Bugzilla – Bug 1202574
VUL-0: CVE-2022-2526: systemd: systemd-resolved: use-after-free when dealing with DnsStream in resolved-dns-stream.c
Last modified: 2022-09-14 12:04:54 UTC
systemd-resolved is susceptible to a Use After Free (UAF) vulnerability in how DNS packets are handled. Functions such as on_stream_io and dns_stream_complete in resolved-dns-stream.c do not increment the reference counting for the DnsStream object they are working on. Other functions and callbacks called there (e.g. on_llmnr_stream_packet) could unreference the DnsStream object, causing a Use After Free when the reference is still used later.

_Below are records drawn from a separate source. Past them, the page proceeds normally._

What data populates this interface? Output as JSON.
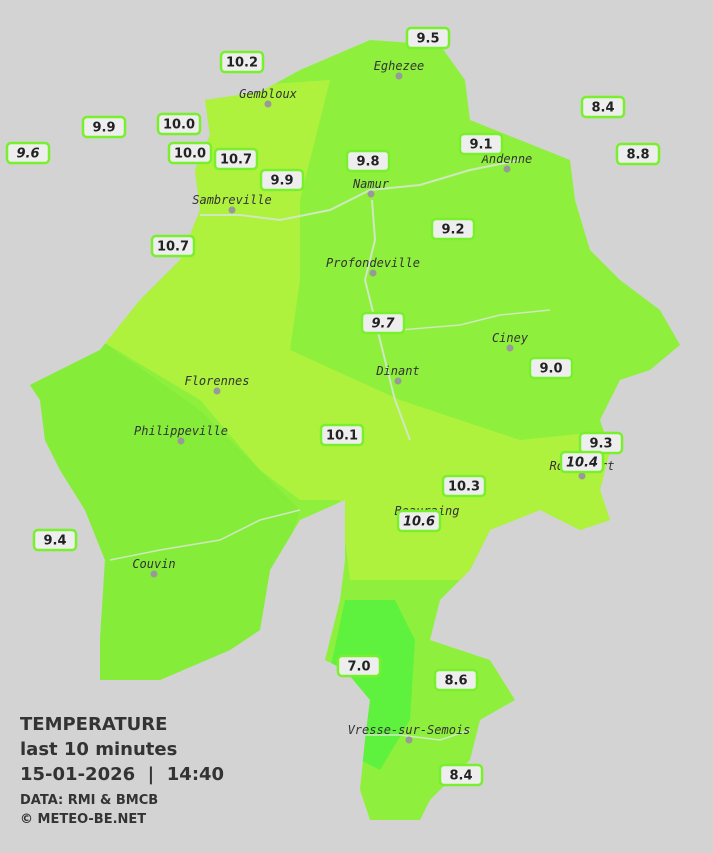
{
  "towns": [
    "Eghezee",
    "Gembloux",
    "Andenne",
    "Namur",
    "Sambreville",
    "Profondeville",
    "Ciney",
    "Dinant",
    "Florennes",
    "Philippeville",
    "Rochefort",
    "Beauraing",
    "Couvin",
    "Vresse-sur-Semois"
  ],
  "stations": [
    "9.5",
    "10.2",
    "8.4",
    "9.9",
    "10.0",
    "9.6",
    "10.0",
    "10.7",
    "9.1",
    "8.8",
    "9.8",
    "9.9",
    "9.2",
    "10.7",
    "9.7",
    "9.0",
    "10.1",
    "9.3",
    "10.4",
    "10.3",
    "10.6",
    "9.4",
    "7.0",
    "8.6",
    "8.4"
  ],
  "legend": {
    "title": "TEMPERATURE",
    "subtitle": "last 10 minutes",
    "datetime": "15-01-2026  |  14:40",
    "source": "DATA: RMI & BMCB",
    "credit": "© METEO-BE.NET"
  }
}
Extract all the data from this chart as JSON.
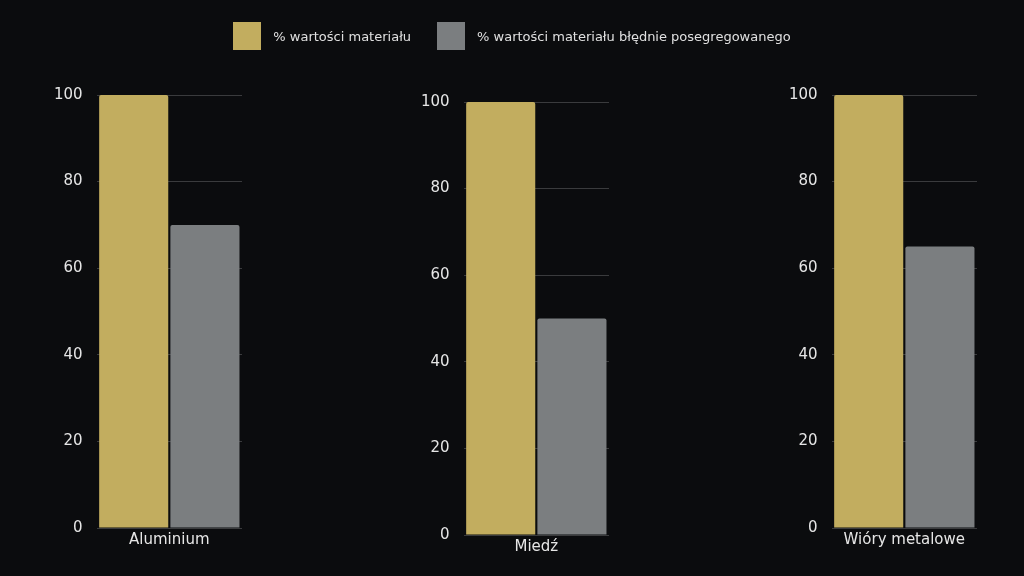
{
  "chart_data": [
    {
      "type": "bar",
      "categories": [
        "Aluminium"
      ],
      "series": [
        {
          "name": "% wartości materiału",
          "color": "#c2ad5f",
          "values": [
            100
          ]
        },
        {
          "name": "% wartości materiału błędnie posegregowanego",
          "color": "#7b7e80",
          "values": [
            70
          ]
        }
      ],
      "ylim": [
        0,
        100
      ],
      "yticks": [
        0,
        20,
        40,
        60,
        80,
        100
      ],
      "grid": "y",
      "legend": "top"
    },
    {
      "type": "bar",
      "categories": [
        "Miedź"
      ],
      "series": [
        {
          "color": "#c2ad5f",
          "values": [
            100
          ]
        },
        {
          "color": "#7b7e80",
          "values": [
            50
          ]
        }
      ],
      "ylim": [
        0,
        100
      ],
      "yticks": [
        0,
        20,
        40,
        60,
        80,
        100
      ],
      "grid": "y"
    },
    {
      "type": "bar",
      "categories": [
        "Wióry metalowe"
      ],
      "series": [
        {
          "color": "#c2ad5f",
          "values": [
            100
          ]
        },
        {
          "color": "#7b7e80",
          "values": [
            65
          ]
        }
      ],
      "ylim": [
        0,
        100
      ],
      "yticks": [
        0,
        20,
        40,
        60,
        80,
        100
      ],
      "grid": "y"
    }
  ]
}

This is fixed since v240. So everything <= SUSE:SLE-15:Update is affected.
None of the SLE distros ships systemd-resolved.
IIRC Leap started shipping systemd-resolved since 15.3, which uses v246.
So I don't think we need to fix this issue.
Alexander, could you confirm ?
Our customer would like to know if this CVE affect our SLE product because it shows "affected" from "https://www.suse.com/security/cve/CVE-2022-2526.html". Could you help to confirm it and update the status?
As Frank said in comment 2, we don't ship the affected component (systemd-resolved) in SLE, so we aren't affected.